Sin isn't exactly the right terminology here. Things are usually right
or wrong, but the concept of sin would be an imposed construct here.
The closest I can come would be "harming others." As Zeus described,
one of my tenets is "And it harm none, do what ye will." Shamans are
focused on the highest good, both for an individual and for Pachamama
(Mother Earth). We do deal with jucha (pronounced hoo-cha), or dense
energy. This is typically picked up thanks to negativity, either our
own or from those around us. This can be ceremonially or ritually
cleansed. Sometimes we can cleanse ourselves; sometimes we need the
help of others.

Roughly how many adherents does your faith have?
Answer 1) Lots. Yes, that's the technical term. This is just too
difficult to calculate, as there are so many people who could be
solitary practitioners. The number is growing, I do know that.

Answer 2) One. Me. Part of what works best for me is that I can determine my
own practice. I am combining aspects of several like-minded traditions.
Some have prescribed ceremonies or rituals. Some are much less
structured. So in a way, my practice is entirely unique, though I
believe it's directly connected to many other traditions.

What does your faith teach about the afterlife? Is there heaven, and how do you get there?
All of my traditions agree that there is something beyond death, and
that there is a spiritual realm one can access. It's based on the idea
that we are all composed of energy, and that energy never dies. We
simply transmute, transform, or otherwise cross over. Those barriers
are not absolute, and to me, allows for the existence of ESP, ghosts,
demons, etc...all phenomena in which I believe. Many of my traditions
also believe in reincarnation.

What are the practices of your faith? (Daily, weekly, etc.)
It's much more based on "as needed," though the Shamans I work with
"link up" spiritually every Wednesday night. There are regular
gatherings and observances of new/full moons, solstices/equinoxes, and
various holidays. Personally, I try to meditate or commune at least

How is your faith organized? Are there priests and bishops and
archbishops, etc...?

There isn't a clearly defined hierarchy, to be sure. There are some who
are considered leaders, though their power or influence is not absolute.
They're the first people to admit they will make mistakes and are
imperfect. We believe that we are all teachers, and all students. Even
someone with no "training" or experience can impart great wisdom.

Are there regular services available to you locally? If so, where?
A group of us gather regularly. For more information, email me and I'll
hook you up with the leader of our local allyu (Circle/Family).

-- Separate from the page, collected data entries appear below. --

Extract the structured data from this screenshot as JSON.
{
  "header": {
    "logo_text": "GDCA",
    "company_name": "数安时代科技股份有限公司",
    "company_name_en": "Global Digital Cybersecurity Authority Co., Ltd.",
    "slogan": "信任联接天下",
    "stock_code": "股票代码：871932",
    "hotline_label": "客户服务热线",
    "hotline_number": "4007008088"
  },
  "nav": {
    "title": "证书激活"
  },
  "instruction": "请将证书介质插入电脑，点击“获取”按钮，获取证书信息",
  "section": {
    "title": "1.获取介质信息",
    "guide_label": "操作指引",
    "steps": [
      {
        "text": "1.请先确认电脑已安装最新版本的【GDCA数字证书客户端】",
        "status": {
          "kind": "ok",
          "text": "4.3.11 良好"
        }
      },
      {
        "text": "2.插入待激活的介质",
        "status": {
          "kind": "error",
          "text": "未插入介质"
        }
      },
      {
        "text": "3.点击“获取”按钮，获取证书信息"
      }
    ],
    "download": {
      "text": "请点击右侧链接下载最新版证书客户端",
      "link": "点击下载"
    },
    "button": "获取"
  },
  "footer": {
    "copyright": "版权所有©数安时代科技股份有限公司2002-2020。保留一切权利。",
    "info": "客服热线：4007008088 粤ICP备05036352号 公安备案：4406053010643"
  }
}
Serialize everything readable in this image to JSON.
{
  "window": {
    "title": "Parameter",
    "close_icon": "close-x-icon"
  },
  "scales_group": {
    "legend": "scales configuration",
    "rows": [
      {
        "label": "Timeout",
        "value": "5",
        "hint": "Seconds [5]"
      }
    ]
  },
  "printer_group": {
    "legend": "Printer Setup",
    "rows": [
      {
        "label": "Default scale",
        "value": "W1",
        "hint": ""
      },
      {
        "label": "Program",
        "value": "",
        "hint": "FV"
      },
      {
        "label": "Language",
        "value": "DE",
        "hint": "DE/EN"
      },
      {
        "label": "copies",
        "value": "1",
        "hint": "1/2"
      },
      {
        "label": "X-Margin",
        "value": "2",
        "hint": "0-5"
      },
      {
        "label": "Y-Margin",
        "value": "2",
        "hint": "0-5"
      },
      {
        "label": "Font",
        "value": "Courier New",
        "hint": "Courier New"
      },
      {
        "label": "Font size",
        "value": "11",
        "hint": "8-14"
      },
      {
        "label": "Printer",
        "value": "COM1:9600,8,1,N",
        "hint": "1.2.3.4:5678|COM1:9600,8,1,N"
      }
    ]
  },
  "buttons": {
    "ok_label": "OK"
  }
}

How did you come to be a believer?
I'm a recovering Lutheran. Christianity never seemed to resonate within
me. It also dismissed or ignored many things I have either witnessed or
believe in (ESP, ghosts, etc). The more I studied Earth-honoring
traditions, the more it seemed to fit. When a close friend of mine
began her path, I followed along not far behind.

What do you wish others knew about your faith?
It's not about casting spells, making sacrifices, or obtaining power.
It's not about sorcery, Merlin, or turning lead into gold. It's about
being a good person, honoring all life around us, and working toward a
more peaceful and harmonious existence.